Other neuropsychiatric disorders, that is, panic disorder and autism, were also evaluated in this study. Polygenic risks for narcolepsy could not explain the onset of these neuropsychiatric disorders, suggesting that narcolepsy does not share many genetic factors with these neuropsychiatric disorders. In future studies, comparisons between narcolepsy and several autoimmune diseases are needed as narcolepsy is strongly associated with HLA.

In studies of polygenic risk, it is essential to assess whether the data of healthy control samples affected the estimations of polygenic risk. Thus, the genetic features among the control samples were validated. Control samples were divided into pseudo-case and pseudo-control groups; and the same polygenic analysis was performed. There was no significant risk contribution among the healthy controls, indicating that the healthy controls were unbiased and usable for this analysis.

Next, the sample sizes needed to identify the remaining narcoleptic genetic factors were estimated (Supplementary Figure 3).
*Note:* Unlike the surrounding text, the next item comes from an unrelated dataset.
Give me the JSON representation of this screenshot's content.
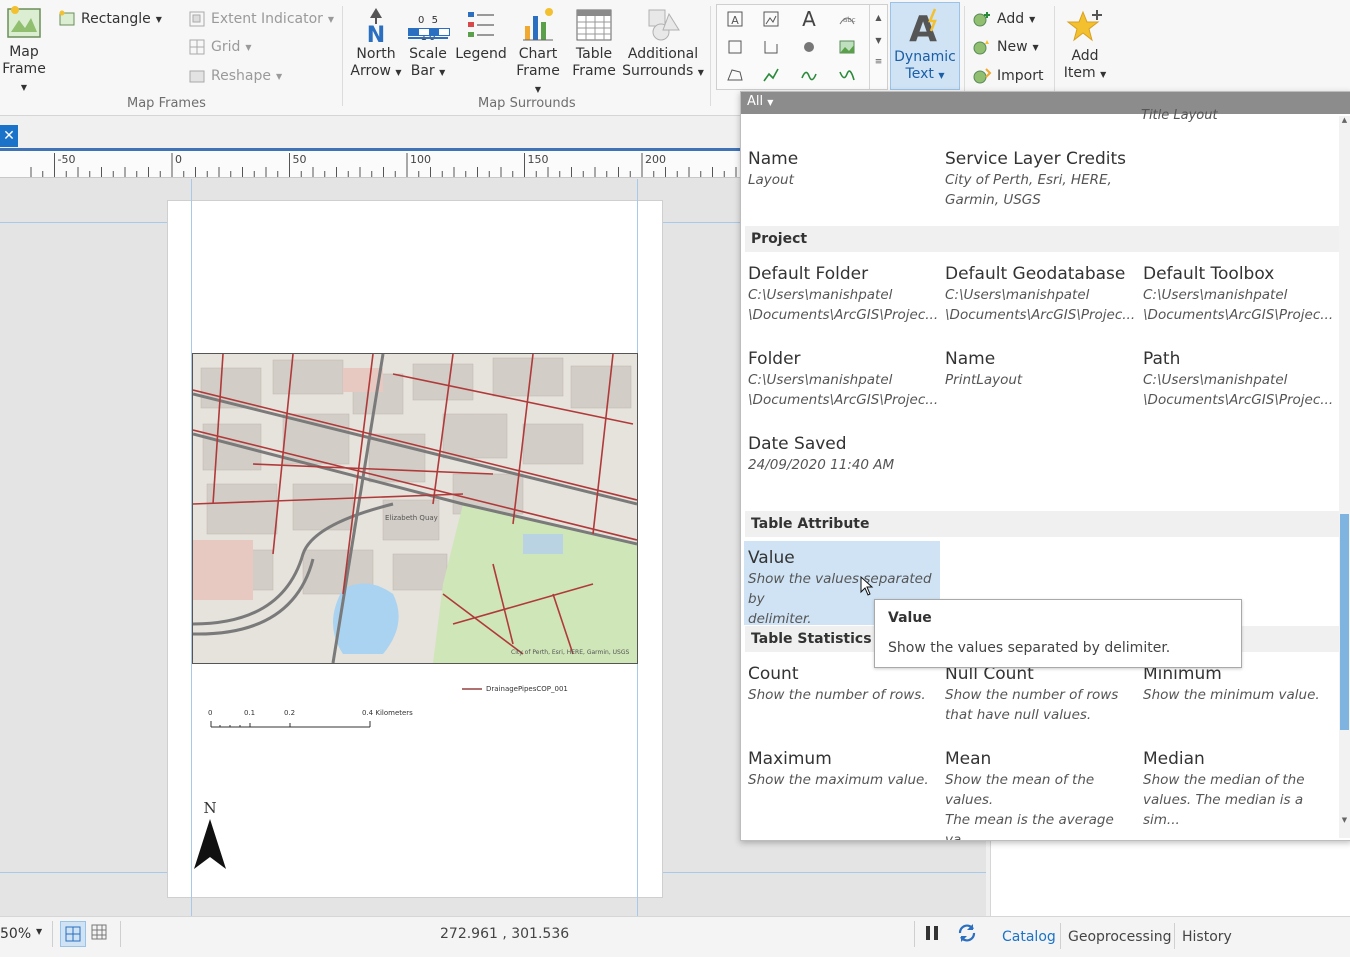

In the future, an effort should be made to collect data from approximately 42 000 narcoleptic patients. At the same time, the sample size for the healthy controls must be four times larger than that of the patients. Therefore, it will be necessary to build a consortium of both patients and healthy controls.

Limitations of this study include assumptions inherent to the methods used. This polygenic analysis assumed an additive effect of each SNP across the genome. Dominant and epistasis effects were not taken into consideration for the estimations even though susceptibility SNPs with dominant effects have been reported in mammals44, 45, 46 and epistasis effects have been reported in human.47 To account for this limitation, the genetic backgrounds that contributed to the development of these diseases were not fully described in this study.
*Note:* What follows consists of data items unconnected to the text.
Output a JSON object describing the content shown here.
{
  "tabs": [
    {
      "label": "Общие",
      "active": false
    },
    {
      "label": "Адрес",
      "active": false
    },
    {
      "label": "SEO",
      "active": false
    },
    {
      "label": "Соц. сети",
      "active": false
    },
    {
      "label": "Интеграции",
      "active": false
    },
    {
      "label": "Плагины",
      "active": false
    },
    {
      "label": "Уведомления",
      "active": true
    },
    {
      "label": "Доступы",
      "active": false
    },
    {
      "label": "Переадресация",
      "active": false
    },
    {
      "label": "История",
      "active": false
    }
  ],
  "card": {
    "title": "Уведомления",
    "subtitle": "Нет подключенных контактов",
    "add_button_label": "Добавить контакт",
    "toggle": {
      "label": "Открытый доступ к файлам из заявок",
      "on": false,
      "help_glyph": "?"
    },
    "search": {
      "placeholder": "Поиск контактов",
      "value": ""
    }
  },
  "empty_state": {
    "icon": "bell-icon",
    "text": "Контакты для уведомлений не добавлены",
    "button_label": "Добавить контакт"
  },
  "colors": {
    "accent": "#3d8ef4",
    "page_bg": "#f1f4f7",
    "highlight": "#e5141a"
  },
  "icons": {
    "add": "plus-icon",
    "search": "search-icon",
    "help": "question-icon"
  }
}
In this study, we demonstrated the existence of uncovered risks in narcolepsy. Also, nominal polygenic similarity between narcolepsy and EHS with HLA-DQB1*06:02 was found. However, much effort, such as drastically increasing the sample sizes, is needed to identify the remaining genetic factors of narcolepsy. Therefore, collaboration is necessary to collect sufficient samples from both patients and healthy controls for further studies.